Картезианское учение о сущности Бога и различные, возникшие в этой традиции варианты онтологического аргумента явились вершиной развития классической метафизики. И тем не менее в этих учениях христианское понимание Бога было реализовано в теоретической форме лишь отчасти.

Во-первых, хотя философы данного направления смогли предельно сблизить Бога и Человека, важнейший аспект христианства человек не просто как одна из ипостасей Бога, а человек как Его Творец оказывается в их учениях отсутствующим.

Интересно
А значит, остается неполным и до конца не доведенным рефлексивное единство субъекта и объекта. Конечно, любой вариант онтологического силлогизма в определенной степени («в себе») является и особой теоретической формой сотворения Бога, ибо без обращения к внешнему миру теоретически строго можно обосновать бытие только той реальности, которая имеет с мышлением человека внутреннюю, имманентную связь.

Однако до тех пор, пока сама идея Бога рассматривается как преднаходимая в мышлении человека предпосылка, это сотворение остается сотворением «в себе», т. е. для самого себя неясным и от себя скрытым. А значит, и само онтологическое доказательство оказывается для себя не до конца проясненным и не до конца отрефлексированным.

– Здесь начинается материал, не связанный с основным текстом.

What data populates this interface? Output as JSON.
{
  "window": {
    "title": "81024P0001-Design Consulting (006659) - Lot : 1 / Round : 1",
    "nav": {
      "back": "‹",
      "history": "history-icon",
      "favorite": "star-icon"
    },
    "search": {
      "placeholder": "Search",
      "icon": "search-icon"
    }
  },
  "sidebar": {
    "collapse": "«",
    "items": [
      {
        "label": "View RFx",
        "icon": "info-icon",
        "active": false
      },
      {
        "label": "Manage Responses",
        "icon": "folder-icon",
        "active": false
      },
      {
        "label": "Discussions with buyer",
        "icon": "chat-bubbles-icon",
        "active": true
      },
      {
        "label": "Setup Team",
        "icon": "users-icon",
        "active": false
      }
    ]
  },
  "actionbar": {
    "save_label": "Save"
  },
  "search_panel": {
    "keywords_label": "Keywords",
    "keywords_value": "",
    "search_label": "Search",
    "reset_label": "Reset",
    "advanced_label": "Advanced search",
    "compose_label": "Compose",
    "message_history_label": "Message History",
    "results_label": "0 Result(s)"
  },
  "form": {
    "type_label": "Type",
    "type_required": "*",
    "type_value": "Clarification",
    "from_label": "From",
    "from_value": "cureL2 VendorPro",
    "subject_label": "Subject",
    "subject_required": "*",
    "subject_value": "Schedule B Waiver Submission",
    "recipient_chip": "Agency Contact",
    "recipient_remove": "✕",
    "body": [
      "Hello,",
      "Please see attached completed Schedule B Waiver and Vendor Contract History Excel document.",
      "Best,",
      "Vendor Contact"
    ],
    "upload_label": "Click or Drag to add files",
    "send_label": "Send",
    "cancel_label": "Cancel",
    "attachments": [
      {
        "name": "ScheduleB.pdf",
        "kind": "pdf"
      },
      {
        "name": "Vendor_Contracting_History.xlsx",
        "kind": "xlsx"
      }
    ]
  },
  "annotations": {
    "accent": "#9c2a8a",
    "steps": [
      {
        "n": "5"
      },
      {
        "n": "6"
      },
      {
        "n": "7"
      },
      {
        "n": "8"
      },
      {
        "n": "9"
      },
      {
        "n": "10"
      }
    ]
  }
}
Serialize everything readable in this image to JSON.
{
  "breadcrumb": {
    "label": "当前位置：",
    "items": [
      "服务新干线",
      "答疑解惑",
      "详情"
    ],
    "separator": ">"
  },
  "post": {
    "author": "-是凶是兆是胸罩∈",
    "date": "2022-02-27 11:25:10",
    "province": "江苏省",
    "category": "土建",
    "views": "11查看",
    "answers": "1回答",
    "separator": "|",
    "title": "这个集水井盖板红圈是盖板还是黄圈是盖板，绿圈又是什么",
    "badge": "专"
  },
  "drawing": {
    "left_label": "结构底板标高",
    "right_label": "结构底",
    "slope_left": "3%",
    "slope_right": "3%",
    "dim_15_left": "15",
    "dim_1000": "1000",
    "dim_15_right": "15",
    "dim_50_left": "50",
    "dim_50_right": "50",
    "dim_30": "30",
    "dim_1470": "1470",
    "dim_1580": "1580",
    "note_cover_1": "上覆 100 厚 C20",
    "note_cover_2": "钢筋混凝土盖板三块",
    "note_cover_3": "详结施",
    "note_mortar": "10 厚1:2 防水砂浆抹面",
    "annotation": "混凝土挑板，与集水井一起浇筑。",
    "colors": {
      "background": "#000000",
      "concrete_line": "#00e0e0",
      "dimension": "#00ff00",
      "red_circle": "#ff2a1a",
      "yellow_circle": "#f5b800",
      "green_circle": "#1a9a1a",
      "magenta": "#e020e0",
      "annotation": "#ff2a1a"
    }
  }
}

Во-вторых, соединяющий дух и материю Бог появляется здесь не в определенности Богочеловека (субъекта), а в определенности субстанции, что, естественно, приводит к исчезновению из онтологической системы важнейшей категории свободы (как раз этот аспект картезианства наиболее полно оказался высвечен Спинозой).

Мышление человека, с одной стороны, становится здесь имманентной частью системы (и это важнейший момент в построении Р. теории социума, отчасти воспроизведенный в социальных учениях Гегеля и Маркса), однако, с другой практически полностью утрачивает свою специфику и свободу.

В-третьих, при построении Р. онтологии теоретическое движение мысли в этих учениях начинается с чисто эмпирической предпосылки идея Бога лишь случайным образом отыскивается в мышлении человека, а возникновение ее оказывается никак не связанным с имманентными законами этого мышления.